Do terrestrial geomagnetic field reversals have an effect on Earth’s climate? Cooper et al. created a precisely dated radiocarbon record around the time of the Laschamps geomagnetic reversal about 41,000 years ago from the rings of New Zealand swamp kauri trees. This record reveals a substantial increase in the carbon-14 content of the atmosphere culminating during the period of weakening magnetic field strength preceding the polarity switch.A. Cooper, et al. Science 371: 811-818
Excerpts from article: . . . coincident with Earth’s weakened geomagnetic field immediately preceding the reversed state of the Laschamps, we describe the “Adams Transitional Geomagnetic Event.” The lowered geomagnetic field intensity during the Adams Event, together with major changes in the intensity of cosmic radiation, is estimated to have increased levels of atmospheric ionization and ultraviolet (UV) radiation, especially in equatorial and low latitudes (<40°), because of a 10-fold decrease in the cosmic ray cut-off rigidity. During [this period], the ionization in the middle stratosphere and surface UV radiation levels are estimated to have been further heightened (up to 25 to 40% and 10 to 15% above current levels, respectively), after taking into account changes in the solar spectrum. Furthermore, these values are likely to be much greater during the short-lived solar energetic particle events.
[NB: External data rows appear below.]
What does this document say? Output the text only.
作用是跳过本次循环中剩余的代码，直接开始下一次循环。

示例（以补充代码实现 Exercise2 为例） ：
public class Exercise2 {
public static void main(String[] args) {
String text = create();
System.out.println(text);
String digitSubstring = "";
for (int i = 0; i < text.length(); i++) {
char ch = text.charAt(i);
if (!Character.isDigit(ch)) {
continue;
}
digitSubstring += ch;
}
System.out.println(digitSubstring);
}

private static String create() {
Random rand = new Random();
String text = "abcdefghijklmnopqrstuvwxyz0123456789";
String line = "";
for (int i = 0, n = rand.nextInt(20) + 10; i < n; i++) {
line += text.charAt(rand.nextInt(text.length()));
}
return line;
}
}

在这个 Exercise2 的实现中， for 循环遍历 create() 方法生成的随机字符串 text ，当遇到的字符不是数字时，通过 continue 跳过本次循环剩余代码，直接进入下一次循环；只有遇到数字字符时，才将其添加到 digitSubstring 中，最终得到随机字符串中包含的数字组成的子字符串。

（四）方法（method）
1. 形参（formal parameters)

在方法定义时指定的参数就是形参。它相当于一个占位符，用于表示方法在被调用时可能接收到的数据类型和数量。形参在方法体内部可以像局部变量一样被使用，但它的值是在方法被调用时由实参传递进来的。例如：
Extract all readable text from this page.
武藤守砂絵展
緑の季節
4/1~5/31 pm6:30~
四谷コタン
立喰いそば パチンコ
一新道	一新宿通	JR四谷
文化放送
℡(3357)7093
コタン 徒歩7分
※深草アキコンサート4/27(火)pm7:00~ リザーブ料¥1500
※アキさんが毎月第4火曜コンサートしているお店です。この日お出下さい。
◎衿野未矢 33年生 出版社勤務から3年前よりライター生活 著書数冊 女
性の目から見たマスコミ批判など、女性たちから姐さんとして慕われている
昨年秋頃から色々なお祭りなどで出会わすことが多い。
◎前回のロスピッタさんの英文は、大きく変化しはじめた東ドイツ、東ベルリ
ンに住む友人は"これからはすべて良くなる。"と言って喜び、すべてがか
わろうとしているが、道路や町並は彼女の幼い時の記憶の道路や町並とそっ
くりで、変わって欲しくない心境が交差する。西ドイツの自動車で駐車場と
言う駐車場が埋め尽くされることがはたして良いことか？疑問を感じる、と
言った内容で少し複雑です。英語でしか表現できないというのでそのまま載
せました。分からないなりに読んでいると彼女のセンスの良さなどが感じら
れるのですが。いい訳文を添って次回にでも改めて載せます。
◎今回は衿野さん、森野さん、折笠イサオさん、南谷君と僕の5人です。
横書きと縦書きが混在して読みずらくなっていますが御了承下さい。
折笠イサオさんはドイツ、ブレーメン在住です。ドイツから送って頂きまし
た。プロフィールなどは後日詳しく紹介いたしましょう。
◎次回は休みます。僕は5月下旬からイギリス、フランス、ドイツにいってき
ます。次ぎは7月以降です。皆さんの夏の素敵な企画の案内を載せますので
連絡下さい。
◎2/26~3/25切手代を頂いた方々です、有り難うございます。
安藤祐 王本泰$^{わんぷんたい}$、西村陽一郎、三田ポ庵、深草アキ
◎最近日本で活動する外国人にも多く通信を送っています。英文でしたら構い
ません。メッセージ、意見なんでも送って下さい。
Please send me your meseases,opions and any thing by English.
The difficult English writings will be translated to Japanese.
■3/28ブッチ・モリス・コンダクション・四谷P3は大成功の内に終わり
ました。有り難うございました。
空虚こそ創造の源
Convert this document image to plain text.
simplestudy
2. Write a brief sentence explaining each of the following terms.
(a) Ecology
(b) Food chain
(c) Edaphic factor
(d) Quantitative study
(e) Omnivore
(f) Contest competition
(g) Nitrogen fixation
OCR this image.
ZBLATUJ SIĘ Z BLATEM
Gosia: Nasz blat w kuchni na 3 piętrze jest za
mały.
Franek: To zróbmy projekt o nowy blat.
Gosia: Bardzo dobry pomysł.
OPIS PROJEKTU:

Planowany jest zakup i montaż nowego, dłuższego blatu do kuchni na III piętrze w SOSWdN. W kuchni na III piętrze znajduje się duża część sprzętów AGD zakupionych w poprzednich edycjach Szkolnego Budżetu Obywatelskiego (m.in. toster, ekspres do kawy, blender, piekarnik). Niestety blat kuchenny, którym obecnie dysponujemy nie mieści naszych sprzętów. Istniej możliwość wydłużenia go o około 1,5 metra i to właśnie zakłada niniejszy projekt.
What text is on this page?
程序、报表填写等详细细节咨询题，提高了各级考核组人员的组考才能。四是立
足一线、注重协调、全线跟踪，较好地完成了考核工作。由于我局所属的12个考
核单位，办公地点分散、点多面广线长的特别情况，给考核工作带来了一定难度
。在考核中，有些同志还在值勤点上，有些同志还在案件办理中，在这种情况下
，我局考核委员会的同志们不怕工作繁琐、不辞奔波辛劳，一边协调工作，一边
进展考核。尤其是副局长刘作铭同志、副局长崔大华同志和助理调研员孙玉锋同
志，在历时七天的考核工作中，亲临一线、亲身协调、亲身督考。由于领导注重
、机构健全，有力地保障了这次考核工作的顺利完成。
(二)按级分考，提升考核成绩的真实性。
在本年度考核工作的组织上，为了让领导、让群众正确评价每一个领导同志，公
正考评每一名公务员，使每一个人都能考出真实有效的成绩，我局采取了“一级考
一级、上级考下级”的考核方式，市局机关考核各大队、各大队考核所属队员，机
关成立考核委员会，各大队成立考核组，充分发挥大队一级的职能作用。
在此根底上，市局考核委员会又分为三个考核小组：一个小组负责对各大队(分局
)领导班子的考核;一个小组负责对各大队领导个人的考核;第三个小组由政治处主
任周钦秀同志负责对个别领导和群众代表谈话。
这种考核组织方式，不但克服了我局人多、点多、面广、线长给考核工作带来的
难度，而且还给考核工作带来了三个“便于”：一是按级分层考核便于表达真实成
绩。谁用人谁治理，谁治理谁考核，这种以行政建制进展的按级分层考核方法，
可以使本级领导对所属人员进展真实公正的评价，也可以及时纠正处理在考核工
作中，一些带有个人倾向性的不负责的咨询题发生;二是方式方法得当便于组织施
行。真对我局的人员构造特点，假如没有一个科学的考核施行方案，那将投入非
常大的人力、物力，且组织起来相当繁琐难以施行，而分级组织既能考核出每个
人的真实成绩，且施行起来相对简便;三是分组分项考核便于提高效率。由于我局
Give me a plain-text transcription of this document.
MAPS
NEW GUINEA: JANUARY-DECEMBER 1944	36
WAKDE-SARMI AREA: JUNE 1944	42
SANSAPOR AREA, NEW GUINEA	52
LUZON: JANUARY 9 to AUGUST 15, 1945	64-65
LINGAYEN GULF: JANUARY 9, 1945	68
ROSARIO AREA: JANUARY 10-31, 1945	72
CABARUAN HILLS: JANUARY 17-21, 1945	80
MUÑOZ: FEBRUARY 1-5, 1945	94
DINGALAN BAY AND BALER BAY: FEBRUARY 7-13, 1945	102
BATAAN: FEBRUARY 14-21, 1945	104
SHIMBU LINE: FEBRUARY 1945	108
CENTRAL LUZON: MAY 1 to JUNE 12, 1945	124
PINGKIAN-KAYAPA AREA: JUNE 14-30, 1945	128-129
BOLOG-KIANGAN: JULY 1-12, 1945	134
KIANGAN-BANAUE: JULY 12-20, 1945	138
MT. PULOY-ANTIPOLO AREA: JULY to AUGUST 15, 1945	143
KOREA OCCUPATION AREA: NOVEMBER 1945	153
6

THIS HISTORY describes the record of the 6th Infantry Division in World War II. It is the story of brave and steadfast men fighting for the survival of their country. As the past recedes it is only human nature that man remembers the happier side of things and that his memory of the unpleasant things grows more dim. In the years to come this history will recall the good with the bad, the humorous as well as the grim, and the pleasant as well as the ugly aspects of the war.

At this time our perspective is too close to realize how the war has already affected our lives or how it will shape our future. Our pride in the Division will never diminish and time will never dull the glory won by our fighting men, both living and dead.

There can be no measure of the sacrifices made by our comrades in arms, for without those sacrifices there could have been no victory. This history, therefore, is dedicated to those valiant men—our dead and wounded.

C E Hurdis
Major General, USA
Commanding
The implications of this study are considerable. For instance, the Adams Event is very close in timing to the globally widespread appearance and increase in figurative cave art, red ochre handprints, and changing use of caves ~40 to 42 ka, e.g., in Europe and Island Southeast Asia. This sudden behavioral shift in very different parts of the world is consistent with an increasing or changed use of caves during the Adams Event, potentially as shelter from the increase of ultraviolet B, potentially to harmful levels, which might also explain an increased use of red ochre sunscreen. Rather than the actual advent of figurative art, early cave art would therefore appear to represent the preservation of preexisting behaviors on a new medium. Other important archaeological boundaries during the wider Laschamps include the extinction of the Neanderthals (recalibrated here at 40.9 to 40.5 ka).